驚きました。ええ、声を掛けられるまでまったく気が付きませんでしたわ。思わず変な声が出てしまいましたとも。


 そして私を驚かせて淑女らしからぬ声を出させた元凶はいかにも仕事ができます、といった空気とダンジョンに場違いなメイド服を身に纏った瀟洒な女性でした。

  

 間違いなく裏に属する実力者ですわね。こうして目の前に居るというのに気配が掴めませんもの。実家の暗部より上じゃないですか? わずかにでも他に注意を逸らせば簡単に姿を見失ってしまいそうです。


「魔王様の使いです。入れ替わっていた敵と外で待機していた内通者は統治企業のほうへ引き渡しておきました」

「そうか、了解した。そうなると街のほうは――――――――」


 はあ……何か起こったと思ったらあっという間に鎮圧されていましたね。


 空からあったという攻撃が無ければ、ほとんどの生徒は状況がわからなかったのではないでしょか。わたくしもあの異常なモンスターを見てなかったら襲撃があったとは思わなかったかもしれません。


 さて必要とあれば戦線に立つことも吝かではありません。それが力持つ者の義務ですから。しかしこの様子ではわたくしの出番は無さそうですね。


 教官たちが今後について話し合いを始めたのを横目に、わたくしは学友たちの無事を確認することにしました。


「待機組は全員揃っているようですが、ダンジョン組の何組かは帰って来ていないようですね」

「通信エリアの外には出ないよう指示があったので、帰還命令が届いていないということはないと思いますが」

「奥に進み過ぎて戻るのに時間が掛かっているだけでは?」

「それなら良いのですが……」


 まだあのモンスターやテロリストがダンジョンに残っていてもおかしくありません。


 あのモンスターと戦った感触では最低でもBランク程度の強さがなければ倒すのは難しそうでしたが、回収班はどうなってるのでしょう? 


 まだならわたくしたちはそちらに回ったほうが良いかもしれませんね。草壁さんの使っていたあのデバイスを借りられれば対処も楽になるのですが。


「そういえば先に出たはずの水無瀬様の姿がありませんね」


 乳兄弟(姉妹)でもある幼馴染の片割れに言われて、わたくしも水無瀬さんの姿を探します。


 すると、


「あら、あそこに立っているのが水無瀬さんではありませんこと?」


 外周に水無瀬さんらしき背の低い女の子が立っているを見つけました。


「えっ?」

「お嬢様?」 


 それに対して、なにやら驚いたような声を上げる二人。


「どうかしました?」

「そこには誰もいませんよ」


 振り返るとそこにはもう誰も居ませんでした。ええ、最初から誰もいなかったように影も形もありません。


 見間違い……だったのでしょうか?


「お、お嬢様? こんな時にお戯れはやめてくださひ」

「あんたは怖がり過ぎよ」


 怖がりな友人はもうひとりの服を掴んでふるふる震えています。

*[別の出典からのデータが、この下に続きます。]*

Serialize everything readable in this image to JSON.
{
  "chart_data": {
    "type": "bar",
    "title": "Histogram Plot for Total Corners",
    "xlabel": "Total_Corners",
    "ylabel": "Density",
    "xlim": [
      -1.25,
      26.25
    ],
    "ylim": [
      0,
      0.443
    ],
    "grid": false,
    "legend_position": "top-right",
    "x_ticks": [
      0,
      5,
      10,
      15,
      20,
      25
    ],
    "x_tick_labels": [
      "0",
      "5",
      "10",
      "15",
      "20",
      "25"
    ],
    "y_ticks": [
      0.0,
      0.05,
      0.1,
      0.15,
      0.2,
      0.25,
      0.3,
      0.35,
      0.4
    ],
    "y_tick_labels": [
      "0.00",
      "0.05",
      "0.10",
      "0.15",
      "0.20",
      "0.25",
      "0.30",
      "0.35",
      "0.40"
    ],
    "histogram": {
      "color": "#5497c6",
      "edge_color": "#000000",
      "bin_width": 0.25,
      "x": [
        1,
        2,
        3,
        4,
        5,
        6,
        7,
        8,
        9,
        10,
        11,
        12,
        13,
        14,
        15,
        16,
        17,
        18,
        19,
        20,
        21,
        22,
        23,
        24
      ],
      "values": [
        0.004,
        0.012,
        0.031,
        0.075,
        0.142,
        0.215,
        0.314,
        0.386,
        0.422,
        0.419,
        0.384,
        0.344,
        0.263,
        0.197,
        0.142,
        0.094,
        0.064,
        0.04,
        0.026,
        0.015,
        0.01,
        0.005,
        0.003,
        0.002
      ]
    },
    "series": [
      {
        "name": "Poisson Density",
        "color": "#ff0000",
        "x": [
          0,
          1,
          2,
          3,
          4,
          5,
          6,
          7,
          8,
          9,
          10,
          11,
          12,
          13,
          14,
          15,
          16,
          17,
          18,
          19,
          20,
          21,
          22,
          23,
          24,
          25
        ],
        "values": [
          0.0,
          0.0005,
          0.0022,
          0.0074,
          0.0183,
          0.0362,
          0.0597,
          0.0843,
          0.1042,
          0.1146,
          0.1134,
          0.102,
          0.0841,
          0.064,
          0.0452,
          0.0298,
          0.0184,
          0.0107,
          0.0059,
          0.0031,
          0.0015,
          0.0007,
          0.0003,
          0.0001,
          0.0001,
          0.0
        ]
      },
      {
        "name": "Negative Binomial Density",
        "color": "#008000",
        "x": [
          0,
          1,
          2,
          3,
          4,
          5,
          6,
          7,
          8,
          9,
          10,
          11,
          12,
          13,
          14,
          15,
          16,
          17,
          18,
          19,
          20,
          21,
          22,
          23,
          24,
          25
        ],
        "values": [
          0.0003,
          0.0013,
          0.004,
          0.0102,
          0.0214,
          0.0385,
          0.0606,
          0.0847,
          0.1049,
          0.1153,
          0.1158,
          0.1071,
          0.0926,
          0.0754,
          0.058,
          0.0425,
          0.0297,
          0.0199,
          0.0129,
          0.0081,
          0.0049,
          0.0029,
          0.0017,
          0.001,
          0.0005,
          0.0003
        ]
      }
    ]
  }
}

服を掴まれながら呆れていますが、たぶん怖がりの原因は昔あなたが見せたホラー映画だと思いますよ?


 しかしそれを口には出さず、


「そういうわけではないのですが……きっと誰かと見間違えたのでしょう」


 わたくしの勘違いということにしておきます。確かめようにも手掛かりも残ってなさそうので。


 それよりも魔王様の使いの方にデバイスを借りることはできないか尋ねるついでに、水無瀬さんの所在も確認しましょう。

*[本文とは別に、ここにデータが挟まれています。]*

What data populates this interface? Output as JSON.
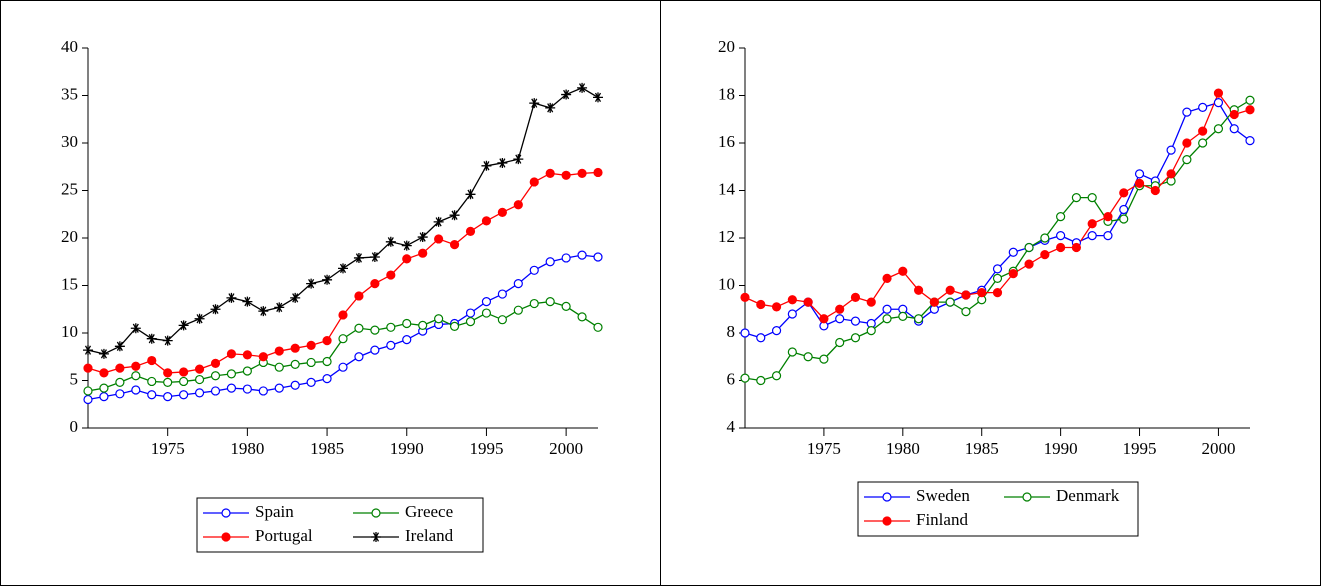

「ミナト様でしたらすでに魔王様と先に高天原へお帰りになりましたよ」


 残念ながら先に帰ってしまわれたようです。もしかしてですが……今回の一件、水無瀬さんが目的だった?


 Sランクシーカーの身内はそれだけで狙われる立場です。そうなるとこれは単純なテロではなく、もっと根深いモノの可能性が出てきましたね。

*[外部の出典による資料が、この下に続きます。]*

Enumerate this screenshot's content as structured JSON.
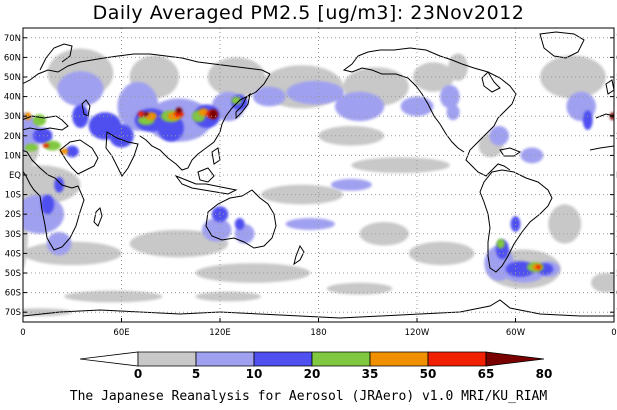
{
  "title": "Daily Averaged PM2.5 [ug/m3]: 23Nov2012",
  "footer": "The Japanese Reanalysis for Aerosol (JRAero) v1.0 MRI/KU_RIAM",
  "map": {
    "projection": "equirectangular",
    "lon_range": [
      0,
      360
    ],
    "lat_range": [
      -75,
      75
    ],
    "lat_ticks": [
      {
        "value": 70,
        "label": "70N"
      },
      {
        "value": 60,
        "label": "60N"
      },
      {
        "value": 50,
        "label": "50N"
      },
      {
        "value": 40,
        "label": "40N"
      },
      {
        "value": 30,
        "label": "30N"
      },
      {
        "value": 20,
        "label": "20N"
      },
      {
        "value": 10,
        "label": "10N"
      },
      {
        "value": 0,
        "label": "EQ"
      },
      {
        "value": -10,
        "label": "10S"
      },
      {
        "value": -20,
        "label": "20S"
      },
      {
        "value": -30,
        "label": "30S"
      },
      {
        "value": -40,
        "label": "40S"
      },
      {
        "value": -50,
        "label": "50S"
      },
      {
        "value": -60,
        "label": "60S"
      },
      {
        "value": -70,
        "label": "70S"
      }
    ],
    "lon_ticks": [
      {
        "value": 0,
        "label": "0"
      },
      {
        "value": 60,
        "label": "60E"
      },
      {
        "value": 120,
        "label": "120E"
      },
      {
        "value": 180,
        "label": "180"
      },
      {
        "value": 240,
        "label": "120W"
      },
      {
        "value": 300,
        "label": "60W"
      },
      {
        "value": 360,
        "label": "0"
      }
    ],
    "grid": "dotted",
    "ocean_color": "#ffffff",
    "coastline_color": "#000000"
  },
  "colorbar": {
    "levels": [
      "0",
      "5",
      "10",
      "20",
      "35",
      "50",
      "65",
      "80"
    ],
    "colors": [
      "#ffffff",
      "#c8c8c8",
      "#a0a0f0",
      "#5050f0",
      "#80c840",
      "#f09000",
      "#f02000",
      "#7a0000"
    ]
  },
  "fields": [
    {
      "level": 1,
      "blobs": [
        [
          -5,
          15,
          30,
          28
        ],
        [
          35,
          52,
          40,
          25
        ],
        [
          80,
          50,
          30,
          22
        ],
        [
          130,
          50,
          35,
          20
        ],
        [
          170,
          45,
          50,
          22
        ],
        [
          215,
          45,
          40,
          20
        ],
        [
          250,
          50,
          25,
          15
        ],
        [
          335,
          50,
          40,
          22
        ],
        [
          10,
          -5,
          50,
          20
        ],
        [
          -2,
          -30,
          10,
          40
        ],
        [
          30,
          -40,
          60,
          12
        ],
        [
          95,
          -35,
          60,
          14
        ],
        [
          140,
          -50,
          70,
          10
        ],
        [
          220,
          -30,
          30,
          12
        ],
        [
          255,
          -40,
          40,
          12
        ],
        [
          305,
          -48,
          45,
          20
        ],
        [
          330,
          -25,
          20,
          20
        ],
        [
          170,
          -10,
          50,
          10
        ],
        [
          200,
          20,
          40,
          10
        ],
        [
          230,
          5,
          60,
          8
        ],
        [
          265,
          55,
          12,
          14
        ],
        [
          285,
          15,
          15,
          12
        ],
        [
          355,
          -55,
          18,
          10
        ],
        [
          55,
          -62,
          60,
          6
        ],
        [
          125,
          -62,
          40,
          5
        ],
        [
          205,
          -58,
          40,
          6
        ],
        [
          10,
          -70,
          40,
          4
        ]
      ]
    },
    {
      "level": 2,
      "blobs": [
        [
          -2,
          22,
          25,
          20
        ],
        [
          35,
          44,
          28,
          18
        ],
        [
          70,
          35,
          25,
          25
        ],
        [
          95,
          28,
          40,
          22
        ],
        [
          125,
          35,
          20,
          15
        ],
        [
          150,
          40,
          20,
          10
        ],
        [
          178,
          42,
          35,
          12
        ],
        [
          205,
          35,
          30,
          15
        ],
        [
          240,
          35,
          20,
          10
        ],
        [
          262,
          32,
          8,
          8
        ],
        [
          290,
          20,
          12,
          10
        ],
        [
          310,
          10,
          14,
          8
        ],
        [
          340,
          35,
          18,
          15
        ],
        [
          10,
          -20,
          30,
          20
        ],
        [
          22,
          -35,
          15,
          12
        ],
        [
          118,
          -28,
          18,
          12
        ],
        [
          135,
          -30,
          12,
          10
        ],
        [
          290,
          -45,
          18,
          18
        ],
        [
          305,
          -50,
          25,
          10
        ],
        [
          320,
          -48,
          14,
          8
        ],
        [
          175,
          -25,
          30,
          6
        ],
        [
          200,
          -5,
          25,
          6
        ],
        [
          260,
          40,
          12,
          12
        ]
      ]
    },
    {
      "level": 3,
      "blobs": [
        [
          12,
          20,
          12,
          8
        ],
        [
          35,
          30,
          10,
          12
        ],
        [
          50,
          25,
          20,
          14
        ],
        [
          60,
          20,
          15,
          12
        ],
        [
          78,
          28,
          20,
          12
        ],
        [
          90,
          24,
          16,
          14
        ],
        [
          112,
          30,
          16,
          12
        ],
        [
          132,
          37,
          10,
          8
        ],
        [
          30,
          12,
          8,
          6
        ],
        [
          15,
          -15,
          8,
          10
        ],
        [
          22,
          -5,
          6,
          8
        ],
        [
          120,
          -20,
          10,
          8
        ],
        [
          132,
          -25,
          6,
          6
        ],
        [
          303,
          -48,
          18,
          8
        ],
        [
          318,
          -48,
          10,
          6
        ],
        [
          292,
          -38,
          8,
          10
        ],
        [
          300,
          -25,
          6,
          8
        ],
        [
          344,
          28,
          6,
          10
        ]
      ]
    },
    {
      "level": 4,
      "blobs": [
        [
          5,
          14,
          8,
          4
        ],
        [
          18,
          15,
          10,
          5
        ],
        [
          10,
          28,
          8,
          6
        ],
        [
          75,
          28,
          10,
          5
        ],
        [
          90,
          30,
          12,
          6
        ],
        [
          107,
          30,
          8,
          6
        ],
        [
          130,
          38,
          6,
          4
        ],
        [
          312,
          -47,
          10,
          5
        ],
        [
          291,
          -35,
          5,
          5
        ]
      ]
    },
    {
      "level": 5,
      "blobs": [
        [
          3,
          30,
          4,
          4
        ],
        [
          25,
          12,
          5,
          3
        ],
        [
          78,
          30,
          7,
          4
        ],
        [
          92,
          30,
          8,
          4
        ],
        [
          110,
          32,
          6,
          4
        ],
        [
          313,
          -47,
          6,
          3
        ]
      ]
    },
    {
      "level": 6,
      "blobs": [
        [
          14,
          15,
          4,
          2
        ],
        [
          72,
          31,
          4,
          3
        ],
        [
          95,
          31,
          6,
          3
        ],
        [
          115,
          31,
          7,
          4
        ],
        [
          314,
          -47,
          3,
          2
        ]
      ]
    },
    {
      "level": 7,
      "blobs": [
        [
          75,
          31,
          3,
          2
        ],
        [
          95,
          33,
          4,
          3
        ],
        [
          116,
          31,
          5,
          5
        ],
        [
          359,
          30,
          3,
          4
        ]
      ]
    }
  ]
}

 残念ながらBランクとはいえ小娘に過ぎないわたくしではどうしようもない話、というよりこれ以上首を突っ込むのも危ういかもしれません。


「えっ? 拙、置いてかれた……?」


 ちょうどダンジョンから出てきた草壁さんが今の話を聞いて、悲壮感のこもった声と共にショックを受けていました。さらにトドメとばかりに、


「ミナト様より伝言です。『あとのことはこっちで片づけておくから、ミカゲはゆっくり帰ってきなさい』とのことです」


 意外と天然なところがあるのですね、水無瀬さん……。実家でトラブルが起こってゆっくりできるとは思えないのですが?